SACRAMENTO, Calif. (KTXL) — If passed in November, Proposition 21 will allow local governments to impose rent control on housing that was built more than 15 years ago, which advocates say will preserve affordable housing.
But political consultant Steven Maviglio opposes the measure, saying that the 15-year-exemption on new homes is not enough time for developers to turn a profit.
“This is the same bad idea that was rejected by California voters just two years ago by almost 20% points,” Maviglio said. “Anybody who builds affordable housing or housing in general can tell you you need a longer time for projects to pencil out.”
As a result, Proposition 21 will scare away development projects, which California “desperately” needs to fills its housing shortage, according to Maviglio.
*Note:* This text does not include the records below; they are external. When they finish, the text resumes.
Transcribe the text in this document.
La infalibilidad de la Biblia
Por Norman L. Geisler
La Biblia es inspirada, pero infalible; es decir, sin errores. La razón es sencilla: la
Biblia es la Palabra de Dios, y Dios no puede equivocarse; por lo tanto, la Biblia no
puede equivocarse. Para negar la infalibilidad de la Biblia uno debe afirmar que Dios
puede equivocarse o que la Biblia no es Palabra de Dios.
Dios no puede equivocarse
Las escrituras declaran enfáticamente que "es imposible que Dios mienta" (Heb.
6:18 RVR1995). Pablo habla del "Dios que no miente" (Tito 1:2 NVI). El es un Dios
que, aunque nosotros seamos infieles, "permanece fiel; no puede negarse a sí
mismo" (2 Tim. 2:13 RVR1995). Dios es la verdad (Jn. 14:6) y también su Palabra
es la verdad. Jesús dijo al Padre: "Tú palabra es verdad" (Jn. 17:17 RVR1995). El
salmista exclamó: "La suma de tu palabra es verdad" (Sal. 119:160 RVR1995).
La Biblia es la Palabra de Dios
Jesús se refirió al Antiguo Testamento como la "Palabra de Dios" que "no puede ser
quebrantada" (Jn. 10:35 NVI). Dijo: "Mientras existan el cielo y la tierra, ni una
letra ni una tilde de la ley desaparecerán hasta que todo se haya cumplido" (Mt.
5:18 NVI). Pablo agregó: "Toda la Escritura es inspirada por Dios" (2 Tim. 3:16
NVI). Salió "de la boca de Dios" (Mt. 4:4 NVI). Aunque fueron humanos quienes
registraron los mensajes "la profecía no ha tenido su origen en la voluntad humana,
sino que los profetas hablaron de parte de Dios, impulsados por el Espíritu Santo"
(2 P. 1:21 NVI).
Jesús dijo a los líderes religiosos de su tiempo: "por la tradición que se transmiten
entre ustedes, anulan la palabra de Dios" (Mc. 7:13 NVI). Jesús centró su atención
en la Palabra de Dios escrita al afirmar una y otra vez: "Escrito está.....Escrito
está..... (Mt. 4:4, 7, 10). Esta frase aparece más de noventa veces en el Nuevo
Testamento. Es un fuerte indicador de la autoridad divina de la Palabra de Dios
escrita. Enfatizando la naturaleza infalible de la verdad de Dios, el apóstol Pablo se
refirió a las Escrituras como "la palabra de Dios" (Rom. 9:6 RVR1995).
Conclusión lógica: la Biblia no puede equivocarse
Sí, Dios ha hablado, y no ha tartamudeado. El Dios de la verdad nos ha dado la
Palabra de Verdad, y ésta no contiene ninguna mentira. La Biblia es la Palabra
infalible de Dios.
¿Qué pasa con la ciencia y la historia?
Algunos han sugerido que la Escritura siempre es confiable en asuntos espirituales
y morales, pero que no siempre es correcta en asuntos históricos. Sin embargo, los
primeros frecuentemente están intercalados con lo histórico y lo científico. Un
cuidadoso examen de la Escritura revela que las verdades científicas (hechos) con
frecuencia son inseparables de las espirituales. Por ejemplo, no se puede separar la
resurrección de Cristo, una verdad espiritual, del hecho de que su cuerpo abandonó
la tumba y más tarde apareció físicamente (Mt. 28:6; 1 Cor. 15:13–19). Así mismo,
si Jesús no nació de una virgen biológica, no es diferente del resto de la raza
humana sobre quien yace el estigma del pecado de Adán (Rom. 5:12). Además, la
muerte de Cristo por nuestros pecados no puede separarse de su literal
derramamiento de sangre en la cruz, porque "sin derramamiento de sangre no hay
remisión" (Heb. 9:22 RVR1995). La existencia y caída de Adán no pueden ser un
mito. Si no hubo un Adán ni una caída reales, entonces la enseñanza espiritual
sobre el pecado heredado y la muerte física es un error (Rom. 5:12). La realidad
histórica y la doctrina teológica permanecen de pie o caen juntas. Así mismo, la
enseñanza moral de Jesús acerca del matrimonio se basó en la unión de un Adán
“This makes it almost impossible for anyone to invest in new projects, makes less housing available because people will pull their housing off the market if it’s subject under rent control. [Proposition 21 is] really is going to hurt a lot of people, especially people of lower income, find the housing they need,” he said. “It’s kind of silly to bring back a rent control idea when rents are dropping by as much as 21% in San Francisco, and are down statewide.”
However, supporters of Proposition 21 say rent control can prevent families from becoming homeless.
“This is really focused on corporate landlords and equity firms that come in and buy up a large portion of neighborhoods,” Yes on 21 policy director Susie Shannon said. “They raise rents on everyone, and then people are left scrambling. They either need to leave the neighborhood, [while] some could be left homeless.”
The proposition will not affect property owners who own no more than two homes.
Even if passed, however, rent control could only be implemented by local governments, such as the city councilman or county supervisors of your district, Shannon said.